O responsável da central sindical falava aos jornalistas no parlamento, em Lisboa, depois de encontros com representantes das bancadas parlamentares do PS e do CDS-PP.

Questionado sobre uma alegada abertura para rever o salário mínimo nacional em 2015, o secretário-geral da UGT contrapôs reclamando uma mudança nesse valor para o imediato.

«Não sei se não sou vivo no final de 2015 e muitos portugueses também não. Temos é de matar a fome aos filhos e netos amanhã, depois, e no ano que vem.
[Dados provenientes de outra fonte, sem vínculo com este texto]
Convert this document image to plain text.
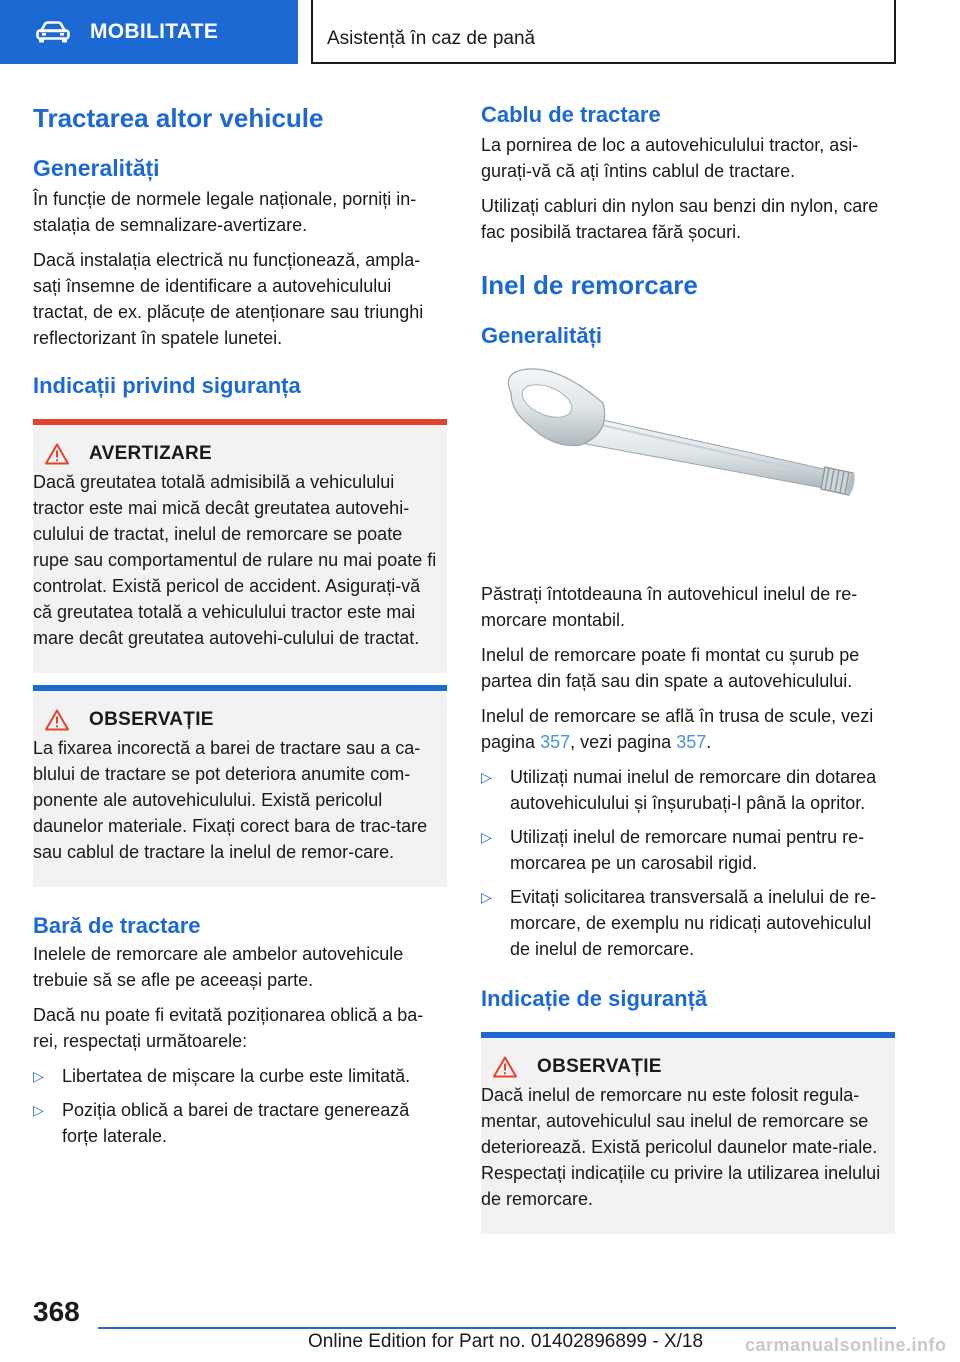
MOBILITATE	Asistență în caz de pană
Tractarea altor vehicule
Generalități

În funcție de normele legale naționale, porniți in-stalația de semnalizare-avertizare.

Dacă instalația electrică nu funcționează, ampla-sați însemne de identificare a autovehiculului tractat, de ex. plăcuțe de atenționare sau triunghi reflectorizant în spatele lunetei.

Indicații privind siguranța
AVERTIZARE

Dacă greutatea totală admisibilă a vehiculului tractor este mai mică decât greutatea autovehi-culului de tractat, inelul de remorcare se poate rupe sau comportamentul de rulare nu mai poate fi controlat. Există pericol de accident. Asigurați-vă că greutatea totală a vehiculului tractor este mai mare decât greutatea autovehi-culului de tractat.

OBSERVAȚIE

La fixarea incorectă a barei de tractare sau a ca-blului de tractare se pot deteriora anumite com-ponente ale autovehiculului. Există pericolul daunelor materiale. Fixați corect bara de trac-tare sau cablul de tractare la inelul de remor-care.

Bară de tractare

Inelele de remorcare ale ambelor autovehicule trebuie să se afle pe aceeași parte.

Dacă nu poate fi evitată poziționarea oblică a ba-rei, respectați următoarele:

▷ Libertatea de mișcare la curbe este limitată.
▷ Poziția oblică a barei de tractare generează forțe laterale.
Cablu de tractare

La pornirea de loc a autovehiculului tractor, asi-gurați-vă că ați întins cablul de tractare.

Utilizați cabluri din nylon sau benzi din nylon, care fac posibilă tractarea fără șocuri.

Inel de remorcare
Generalități

Păstrați întotdeauna în autovehicul inelul de re-morcare montabil.

Inelul de remorcare poate fi montat cu șurub pe partea din față sau din spate a autovehiculului.

Inelul de remorcare se află în trusa de scule, vezi pagina 357, vezi pagina 357.

▷ Utilizați numai inelul de remorcare din dotarea autovehiculului și înșurubați-l până la opritor.
▷ Utilizați inelul de remorcare numai pentru re-morcarea pe un carosabil rigid.
▷ Evitați solicitarea transversală a inelului de re-morcare, de exemplu nu ridicați autovehiculul de inelul de remorcare.
Indicație de siguranță
OBSERVAȚIE

Dacă inelul de remorcare nu este folosit regula-mentar, autovehiculul sau inelul de remorcare se deteriorează. Există pericolul daunelor mate-riale. Respectați indicațiile cu privire la utilizarea inelului de remorcare.

368
Online Edition for Part no. 01402896899 - X/18 carmanualsonline.info
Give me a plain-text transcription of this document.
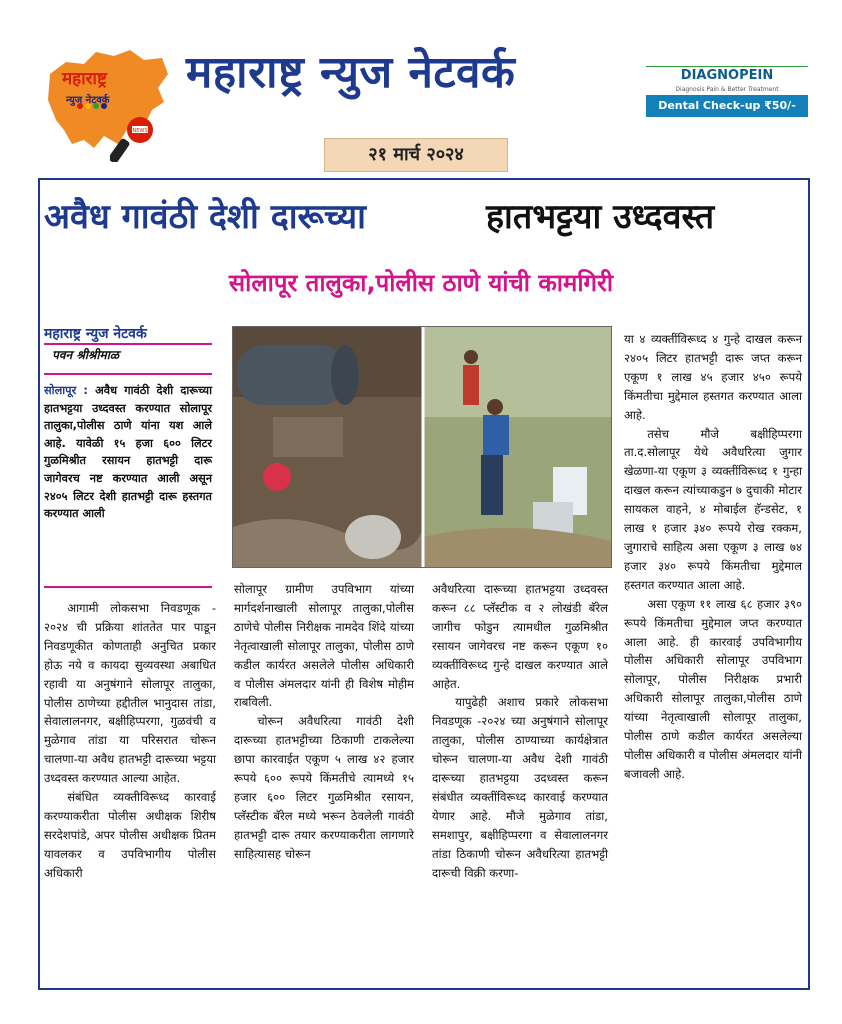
महाराष्ट्र
न्युज नेटवर्क
NEWS
महाराष्ट्र न्युज नेटवर्क
२१ मार्च २०२४
DIAGNOPEIN
Diagnosis Pain & Better Treatment
Dental Check-up ₹50/-
अवैध गावंठी देशी दारूच्या	हातभट्टया उध्दवस्त
सोलापूर तालुका,पोलीस ठाणे यांची कामगिरी
महाराष्ट्र न्युज नेटवर्क
पवन श्रीश्रीमाळ
सोलापूर : अवैध गावंठी देशी दारूच्या हातभट्टया उध्दवस्त करण्यात सोलापूर तालुका,पोलीस ठाणे यांना यश आले आहे. यावेळी १५ हजा ६०० लिटर गुळमिश्रीत रसायन हातभट्टी दारू जागेवरच नष्ट करण्यात आली असून २४०५ लिटर देशी हातभट्टी दारू हस्तगत करण्यात आली

आगामी लोकसभा निवडणूक - २०२४ ची प्रक्रिया शांततेत पार पाडून निवडणूकीत कोणताही अनुचित प्रकार होऊ नये व कायदा सुव्यवस्था अबाधित रहावी या अनुषंगाने सोलापूर तालुका, पोलीस ठाणेच्या हद्दीतील भानुदास तांडा, सेवालालनगर, बक्षीहिप्परगा, गुळवंची व मुळेगाव तांडा या परिसरात चोरून चालणा-या अवैध हातभट्टी दारूच्या भट्टया उध्दवस्त करण्यात आल्या आहेत.

संबंधित व्यक्तीविरूध्द कारवाई करण्याकरीता पोलीस अधीक्षक शिरीष सरदेशपांडे, अपर पोलीस अधीक्षक प्रितम यावलकर व उपविभागीय पोलीस अधिकारी

सोलापूर ग्रामीण उपविभाग यांच्या मार्गदर्शनाखाली सोलापूर तालुका,पोलीस ठाणेचे पोलीस निरीक्षक नामदेव शिंदे यांच्या नेतृत्वाखाली सोलापूर तालुका, पोलीस ठाणे कडील कार्यरत असलेले पोलीस अधिकारी व पोलीस अंमलदार यांनी ही विशेष मोहीम राबविली.

चोरून अवैधरित्या गावंठी देशी दारूच्या हातभट्टीच्या ठिकाणी टाकलेल्या छापा कारवाईत एकूण ५ लाख ४२ हजार रूपये ६०० रूपये किंमतीचे त्यामध्ये १५ हजार ६०० लिटर गुळमिश्रीत रसायन, प्लॅस्टीक बॅरेल मध्ये भरून ठेवलेली गावंठी हातभट्टी दारू तयार करण्याकरीता लागणारे साहित्यासह चोरून

अवैधरित्या दारूच्या हातभट्टया उध्दवस्त करून ८८ प्लॅस्टीक व २ लोखंडी बॅरेल जागीच फोडुन त्यामधील गुळमिश्रीत रसायन जागेवरच नष्ट करून एकूण १० व्यक्तींविरूध्द गुन्हे दाखल करण्यात आले आहेत.

यापुढेही अशाच प्रकारे लोकसभा निवडणूक -२०२४ च्या अनुषंगाने सोलापूर तालुका, पोलीस ठाण्याच्या कार्यक्षेत्रात चोरून चालणा-या अवैध देशी गावंठी दारूच्या हातभट्टया उदध्वस्त करून संबंधीत व्यक्तींविरूध्द कारवाई करण्यात येणार आहे. मौजे मुळेगाव तांडा, समशापुर, बक्षीहिप्परगा व सेवालालनगर तांडा ठिकाणी चोरून अवैधरित्या हातभट्टी दारूची विक्री करणा-

या ४ व्यक्तींविरूध्द ४ गुन्हे दाखल करून २४०५ लिटर हातभट्टी दारू जप्त करून एकूण १ लाख ४५ हजार ४५० रूपये किंमतीचा मुद्देमाल हस्तगत करण्यात आला आहे.

तसेच मौजे बक्षीहिप्परगा ता.द.सोलापूर येथे अवैधरित्या जुगार खेळणा-या एकूण ३ व्यक्तींविरूध्द १ गुन्हा दाखल करून त्यांच्याकडुन ७ दुचाकी मोटार सायकल वाहने, ४ मोबाईल हॅन्डसेट, १ लाख १ हजार ३४० रूपये रोख रक्कम, जुगाराचे साहित्य असा एकूण ३ लाख ७४ हजार ३४० रूपये किंमतीचा मुद्देमाल हस्तगत करण्यात आला आहे.

असा एकूण ११ लाख ६८ हजार ३९० रूपये किंमतीचा मुद्देमाल जप्त करण्यात आला आहे. ही कारवाई उपविभागीय पोलीस अधिकारी सोलापूर उपविभाग सोलापूर, पोलीस निरीक्षक प्रभारी अधिकारी सोलापूर तालुका,पोलीस ठाणे यांच्या नेतृत्वाखाली सोलापूर तालुका, पोलीस ठाणे कडील कार्यरत असलेल्या पोलीस अधिकारी व पोलीस अंमलदार यांनी बजावली आहे.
Em 2015 não sabemos o que vai acontecer, isso é outro cenário», sustentou.

Junto de PS e CDS-PP a central sindical sublinhou a sua posição sobre o OE para 2014, um documento «violento e um orçamento obsessivo».

«Obsessivo na procura de medidas de austeridade que continuam a empobrecer o país. Depois de alguns discursos de tranquilização e alguma acalmia e otimismo somos confrontados com um conjunto de medidas que não são compagináveis com esse discurso», lamentou o sindicalista.

Reconhecendo sintonia com o PS, Carlos Silva alertou para a «responsabilidade acrescida» da bancada do CDS-PP e do PSD para, junto do Governo, procurarem melhores opções no OE, sendo de registar «com alguma satisfação» as medidas entretanto revistas, como o aumento do limite mínimo de reduções salariais dos 600 para os 675 euros.